Is there a difference in health outcomes between the biosimilar medicine and the reference biological medicine?

Page last updated: 23 March 2017

No. A biosimilar medicine has been tested and shown to be as safe and effective as the reference biological medicine, and either can be used to treat the disease. The minor differences between reference and biosimilar medicines do not affect the safety or effectiveness of the biosimilar medicine.

There is no difference in the quality of biological and biosimilar medicines. The manufacturing process for a biosimilar medicine must comply with the same quality requirements for any biological medicine and must demonstrate that the production process can consistently produce a high-quality product.

In 2016, the School of Pharmacy and Medical Sciences at the University of South Australia looked at the recent research that had been published about biosimilar medicines. The review summarised evidence which proved that biosimilar medicines were as safe and effective, and of the same quality, as the reference biological medicines.

Questions commonly asked about the safety, effectiveness and quality of biosimilar medicines
Question Answer
Is there a higher risk of side effects with biosimilar medicines compared with the reference biological medicines? No. The incidence of side effects (i.e. the number of people who experience side effects) is the same for biosimilar medicines as for biological medicines. For a biosimilar medicine to be approved for use in Australia, it must show that the incidence and severity of side effects are no greater than for the reference biological medicine.
Is there a higher risk of an allergic reaction with a biosimilar medicine compared with the reference biological medicine? (known as immunogenicity) No. The incidence of allergic reactions (i.e. the number of people who experience allergic reactions) for biosimilar medicines is no greater than for the reference biological medicine.  Such reactions are monitored by the Therapeutic Goods Administration (TGA).
Can a biosimilar medicine be used to treat all the same conditions as the reference biological medicine? (known as indication extrapolation)

The TGA decides whether the biosimilar medicine will be registered to treat all the same conditions as the reference biological medicine.

This decision is based on sound scientific principles and guidelines from the European Medicines Agency.
Will switching between reference and biosimilar medicines lead to different health outcomes? No. Biosimilar medicines have been demonstrated to provide the same health outcomes as the reference biological medicine. International research has found no difference in outcomes with switching from reference biological medicines to biosimilar medicines.
Who monitors whether the medicine is still safe and effective once it reaches the market? (known as pharmacovigilance)
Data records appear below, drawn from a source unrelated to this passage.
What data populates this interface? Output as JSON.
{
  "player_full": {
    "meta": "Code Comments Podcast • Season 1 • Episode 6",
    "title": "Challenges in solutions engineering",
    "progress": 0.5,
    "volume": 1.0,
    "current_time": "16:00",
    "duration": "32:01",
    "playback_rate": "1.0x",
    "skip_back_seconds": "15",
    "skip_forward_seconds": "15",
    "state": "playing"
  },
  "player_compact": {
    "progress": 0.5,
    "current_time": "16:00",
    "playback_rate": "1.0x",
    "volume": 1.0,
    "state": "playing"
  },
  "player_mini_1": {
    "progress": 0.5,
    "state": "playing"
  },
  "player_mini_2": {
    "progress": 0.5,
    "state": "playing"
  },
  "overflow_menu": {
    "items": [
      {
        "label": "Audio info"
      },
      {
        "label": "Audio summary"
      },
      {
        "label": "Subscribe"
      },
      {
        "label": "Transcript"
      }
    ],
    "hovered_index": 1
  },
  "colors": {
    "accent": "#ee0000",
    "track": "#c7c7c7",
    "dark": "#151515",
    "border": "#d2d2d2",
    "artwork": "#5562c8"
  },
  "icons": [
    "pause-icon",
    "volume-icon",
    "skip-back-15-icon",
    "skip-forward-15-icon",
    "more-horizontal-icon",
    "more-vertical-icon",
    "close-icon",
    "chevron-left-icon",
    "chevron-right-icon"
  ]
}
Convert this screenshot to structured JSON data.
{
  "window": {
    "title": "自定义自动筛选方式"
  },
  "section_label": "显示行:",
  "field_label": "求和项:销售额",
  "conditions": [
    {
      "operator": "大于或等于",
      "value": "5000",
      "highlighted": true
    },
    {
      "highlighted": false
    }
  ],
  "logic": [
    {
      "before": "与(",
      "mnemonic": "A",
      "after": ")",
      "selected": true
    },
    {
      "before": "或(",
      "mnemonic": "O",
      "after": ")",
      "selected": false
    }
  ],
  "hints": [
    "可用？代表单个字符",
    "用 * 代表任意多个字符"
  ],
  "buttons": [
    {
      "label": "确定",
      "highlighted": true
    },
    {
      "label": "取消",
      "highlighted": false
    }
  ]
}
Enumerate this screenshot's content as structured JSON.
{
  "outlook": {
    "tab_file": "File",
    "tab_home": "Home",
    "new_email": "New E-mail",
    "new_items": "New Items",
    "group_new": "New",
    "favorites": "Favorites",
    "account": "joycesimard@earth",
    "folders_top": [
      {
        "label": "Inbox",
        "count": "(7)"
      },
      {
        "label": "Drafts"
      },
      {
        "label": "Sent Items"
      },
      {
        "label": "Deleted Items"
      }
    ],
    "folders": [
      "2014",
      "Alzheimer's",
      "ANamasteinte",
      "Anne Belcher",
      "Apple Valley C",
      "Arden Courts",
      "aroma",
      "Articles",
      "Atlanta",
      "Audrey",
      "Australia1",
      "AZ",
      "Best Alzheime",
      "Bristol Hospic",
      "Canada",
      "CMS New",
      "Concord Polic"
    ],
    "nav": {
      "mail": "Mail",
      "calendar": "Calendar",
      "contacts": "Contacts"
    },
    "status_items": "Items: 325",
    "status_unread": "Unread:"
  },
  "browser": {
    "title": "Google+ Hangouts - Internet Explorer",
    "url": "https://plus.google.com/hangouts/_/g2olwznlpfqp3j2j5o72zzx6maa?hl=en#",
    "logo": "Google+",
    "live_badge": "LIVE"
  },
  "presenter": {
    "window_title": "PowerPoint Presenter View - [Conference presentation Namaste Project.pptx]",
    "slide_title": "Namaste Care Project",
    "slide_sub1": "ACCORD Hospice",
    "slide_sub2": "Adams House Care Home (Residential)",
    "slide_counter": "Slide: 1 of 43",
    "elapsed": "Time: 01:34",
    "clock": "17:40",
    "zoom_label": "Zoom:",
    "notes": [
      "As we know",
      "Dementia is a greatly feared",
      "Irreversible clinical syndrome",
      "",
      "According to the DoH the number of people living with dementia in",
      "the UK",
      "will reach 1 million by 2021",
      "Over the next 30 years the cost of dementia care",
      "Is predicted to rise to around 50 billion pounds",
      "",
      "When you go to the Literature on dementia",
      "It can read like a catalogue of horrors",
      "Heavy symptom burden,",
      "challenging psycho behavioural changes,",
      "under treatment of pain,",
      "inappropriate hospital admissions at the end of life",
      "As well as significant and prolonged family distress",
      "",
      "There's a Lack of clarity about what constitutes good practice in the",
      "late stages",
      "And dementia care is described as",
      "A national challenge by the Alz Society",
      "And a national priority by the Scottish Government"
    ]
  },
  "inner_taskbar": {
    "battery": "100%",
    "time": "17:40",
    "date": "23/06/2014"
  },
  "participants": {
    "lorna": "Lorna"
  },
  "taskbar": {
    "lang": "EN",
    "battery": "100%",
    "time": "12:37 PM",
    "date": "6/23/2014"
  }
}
The TGA monitors the safety of biosimilar medicines once they reach the market, and also relies on the public, health professionals and industry to report problems with medicines. If the TGA finds that there may be a risk to patients from a medicine, it can require changes to product labelling or use, or take the medicine off the market.

How are the differences in the medicines monitored? The TGA monitors biological and biosimilar medicines to ensure that the variability of the molecules is within the established acceptable ranges.

The number and type of adverse effects and side effects are the same for biosimilar medicines as for the reference biological medicines. In the European Union, no significant problems relating to adverse events have been discovered with biosimilar medicines since their introduction in 2006.[1]


[1]  Pasina L et al . Biological agents and biosimilars: Essential information for the internist. European Journal of Internal Medicine 2016- 33:28-35.

If you are already taking a biological medicine, you and your doctor can choose to switch your treatment to a biosimilar medicine. Recent postmarket research has found no differences in health outcomes between patients who switched medicines and patients who remained on the reference biological medicine.